According to a study by the American Health Care Association, 99% of nursing homes and 96% of assisted living facilities in the U.S. are facing staffing shortages.

And that’s no different in North Dakota.

“We’ve lost over 1,500 individuals and the thing that’s unique about that is in the past we’ve lost people, but we always have people coming in behind them applying for jobs. And that labor market, that shortage has just stopped. Those open positions are continuing to be open. We’re not getting applicants,” said Shelly Peterson, president of the North Dakota Long Term Care Association.

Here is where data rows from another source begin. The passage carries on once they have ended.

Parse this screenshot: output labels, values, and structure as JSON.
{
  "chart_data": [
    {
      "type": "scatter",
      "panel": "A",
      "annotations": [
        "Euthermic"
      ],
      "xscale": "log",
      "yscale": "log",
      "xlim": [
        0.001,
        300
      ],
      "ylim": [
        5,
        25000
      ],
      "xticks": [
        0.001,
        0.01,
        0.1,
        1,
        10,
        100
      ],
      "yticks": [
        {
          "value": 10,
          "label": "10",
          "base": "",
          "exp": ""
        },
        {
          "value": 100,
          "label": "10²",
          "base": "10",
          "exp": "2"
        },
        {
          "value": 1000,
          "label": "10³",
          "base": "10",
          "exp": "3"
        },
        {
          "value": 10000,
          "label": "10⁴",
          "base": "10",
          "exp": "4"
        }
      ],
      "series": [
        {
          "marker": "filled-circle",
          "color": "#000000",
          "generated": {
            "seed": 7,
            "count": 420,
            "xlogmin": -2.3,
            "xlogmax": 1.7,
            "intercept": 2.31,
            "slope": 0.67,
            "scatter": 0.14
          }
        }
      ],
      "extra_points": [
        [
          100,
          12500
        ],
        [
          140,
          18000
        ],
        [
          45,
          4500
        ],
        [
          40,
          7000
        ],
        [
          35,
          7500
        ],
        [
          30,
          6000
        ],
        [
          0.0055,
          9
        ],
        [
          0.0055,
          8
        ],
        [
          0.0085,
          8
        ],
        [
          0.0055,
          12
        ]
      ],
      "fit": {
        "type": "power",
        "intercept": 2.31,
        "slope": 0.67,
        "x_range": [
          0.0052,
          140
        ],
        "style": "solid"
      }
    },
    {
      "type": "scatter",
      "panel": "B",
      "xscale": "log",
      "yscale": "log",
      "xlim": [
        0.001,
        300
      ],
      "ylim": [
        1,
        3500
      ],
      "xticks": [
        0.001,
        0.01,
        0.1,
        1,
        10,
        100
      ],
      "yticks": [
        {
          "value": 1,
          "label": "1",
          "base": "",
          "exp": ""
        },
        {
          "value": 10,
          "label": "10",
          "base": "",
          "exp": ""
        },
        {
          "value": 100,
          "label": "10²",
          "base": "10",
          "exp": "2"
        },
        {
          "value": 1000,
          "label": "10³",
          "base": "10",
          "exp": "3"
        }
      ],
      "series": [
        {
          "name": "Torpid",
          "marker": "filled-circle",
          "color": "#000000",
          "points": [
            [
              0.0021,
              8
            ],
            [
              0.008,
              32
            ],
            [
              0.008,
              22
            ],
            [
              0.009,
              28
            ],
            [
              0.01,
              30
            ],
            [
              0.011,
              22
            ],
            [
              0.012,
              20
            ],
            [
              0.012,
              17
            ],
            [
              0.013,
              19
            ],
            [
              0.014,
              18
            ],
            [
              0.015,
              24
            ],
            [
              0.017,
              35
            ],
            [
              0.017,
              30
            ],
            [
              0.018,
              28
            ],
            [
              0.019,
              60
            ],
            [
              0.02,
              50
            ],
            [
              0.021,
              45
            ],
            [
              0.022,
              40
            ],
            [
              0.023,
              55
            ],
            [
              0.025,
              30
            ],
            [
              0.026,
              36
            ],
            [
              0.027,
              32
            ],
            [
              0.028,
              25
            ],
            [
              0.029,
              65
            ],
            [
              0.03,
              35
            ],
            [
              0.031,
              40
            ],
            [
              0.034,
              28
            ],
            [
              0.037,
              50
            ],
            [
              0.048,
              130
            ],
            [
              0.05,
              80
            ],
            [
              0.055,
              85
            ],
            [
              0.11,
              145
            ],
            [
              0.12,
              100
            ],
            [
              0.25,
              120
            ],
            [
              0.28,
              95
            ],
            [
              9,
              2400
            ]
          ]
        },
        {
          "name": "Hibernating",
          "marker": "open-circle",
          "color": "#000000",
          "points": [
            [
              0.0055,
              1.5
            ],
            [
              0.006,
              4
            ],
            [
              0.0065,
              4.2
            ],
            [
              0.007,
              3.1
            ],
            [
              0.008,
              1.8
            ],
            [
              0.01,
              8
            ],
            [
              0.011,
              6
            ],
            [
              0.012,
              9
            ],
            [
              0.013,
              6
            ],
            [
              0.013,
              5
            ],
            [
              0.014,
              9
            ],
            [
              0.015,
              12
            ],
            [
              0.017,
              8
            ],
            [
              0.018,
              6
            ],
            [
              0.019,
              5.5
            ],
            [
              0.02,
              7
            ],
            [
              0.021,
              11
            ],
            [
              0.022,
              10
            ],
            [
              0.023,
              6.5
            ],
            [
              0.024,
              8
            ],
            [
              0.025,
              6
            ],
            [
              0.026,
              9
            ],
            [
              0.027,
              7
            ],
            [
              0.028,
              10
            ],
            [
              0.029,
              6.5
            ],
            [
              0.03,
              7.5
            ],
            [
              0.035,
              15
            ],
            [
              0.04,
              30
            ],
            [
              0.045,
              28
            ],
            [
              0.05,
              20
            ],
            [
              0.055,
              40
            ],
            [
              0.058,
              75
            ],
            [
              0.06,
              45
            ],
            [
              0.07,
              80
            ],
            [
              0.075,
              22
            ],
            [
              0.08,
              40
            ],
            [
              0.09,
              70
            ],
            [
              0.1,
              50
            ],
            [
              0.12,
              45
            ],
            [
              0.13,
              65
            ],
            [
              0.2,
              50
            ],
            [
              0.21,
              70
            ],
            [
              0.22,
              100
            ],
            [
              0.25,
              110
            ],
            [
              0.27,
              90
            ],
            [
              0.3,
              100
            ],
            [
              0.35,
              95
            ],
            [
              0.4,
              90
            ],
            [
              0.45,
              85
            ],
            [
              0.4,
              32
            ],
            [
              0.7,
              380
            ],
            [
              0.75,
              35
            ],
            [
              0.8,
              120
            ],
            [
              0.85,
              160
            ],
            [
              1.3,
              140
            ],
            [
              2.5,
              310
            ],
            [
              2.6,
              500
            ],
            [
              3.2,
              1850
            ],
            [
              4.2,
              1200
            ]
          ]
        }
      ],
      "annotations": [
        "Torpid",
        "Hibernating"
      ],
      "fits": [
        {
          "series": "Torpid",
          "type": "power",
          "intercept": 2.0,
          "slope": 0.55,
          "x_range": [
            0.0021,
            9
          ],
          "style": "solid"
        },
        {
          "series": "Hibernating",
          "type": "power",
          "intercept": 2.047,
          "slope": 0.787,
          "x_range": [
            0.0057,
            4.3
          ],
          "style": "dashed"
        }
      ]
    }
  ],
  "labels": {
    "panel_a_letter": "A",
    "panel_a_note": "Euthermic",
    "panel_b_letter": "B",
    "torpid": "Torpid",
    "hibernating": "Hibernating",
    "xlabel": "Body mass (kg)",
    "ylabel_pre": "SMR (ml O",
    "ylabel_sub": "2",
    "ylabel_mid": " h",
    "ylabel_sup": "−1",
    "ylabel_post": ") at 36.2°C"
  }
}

Peterson says the lack of applicants and interest in working in long-term care is becoming a crisis.

She says pandemic restrictions are keeping some potential workers away.

“The vaccine requirement has saved lives. We don’t have residents dying. We don’t have residents getting really sick. It’s been stressful for staff. We still have masking 24/7 and we’re one of the few employers that require that, and it’s for safety. We’re hoping that soon that we’ll get new CMS regulations relaxing that,” said Peterson.

While many providers across the state are in need of workers, not everyone is having a hard time looking for staff.

The Executive Director of Minot Health & Rehab, says he’s fortunate to not be in need.

“We haven’t seen it as much as North Dakota has, specifically in some of the rural areas. It’s been really heartfelt to them. At times, specifically through Covid, staff could be out for 14 days, 10 days. There is a unit within North Dakota that helps assist in those staff shortage times when you have Covid outbreaks, which have been really helpful for us,” said Chris Haseleu.

Haseleu says these facilities need a sufficient amount of staff members because they’re important for older people

“Long-term care facilities are very important. As we see in aging populations, life expectancies have increased and so people need more care and services over the long term,” said Haseleu.

Most facilities around the country are looking for all shifts and all positions.

So any type of experience is welcome.

Shelly Peterson says the top positions that are in need of being filled are the more hands-on positions for residents, like nurses and nursing assistants.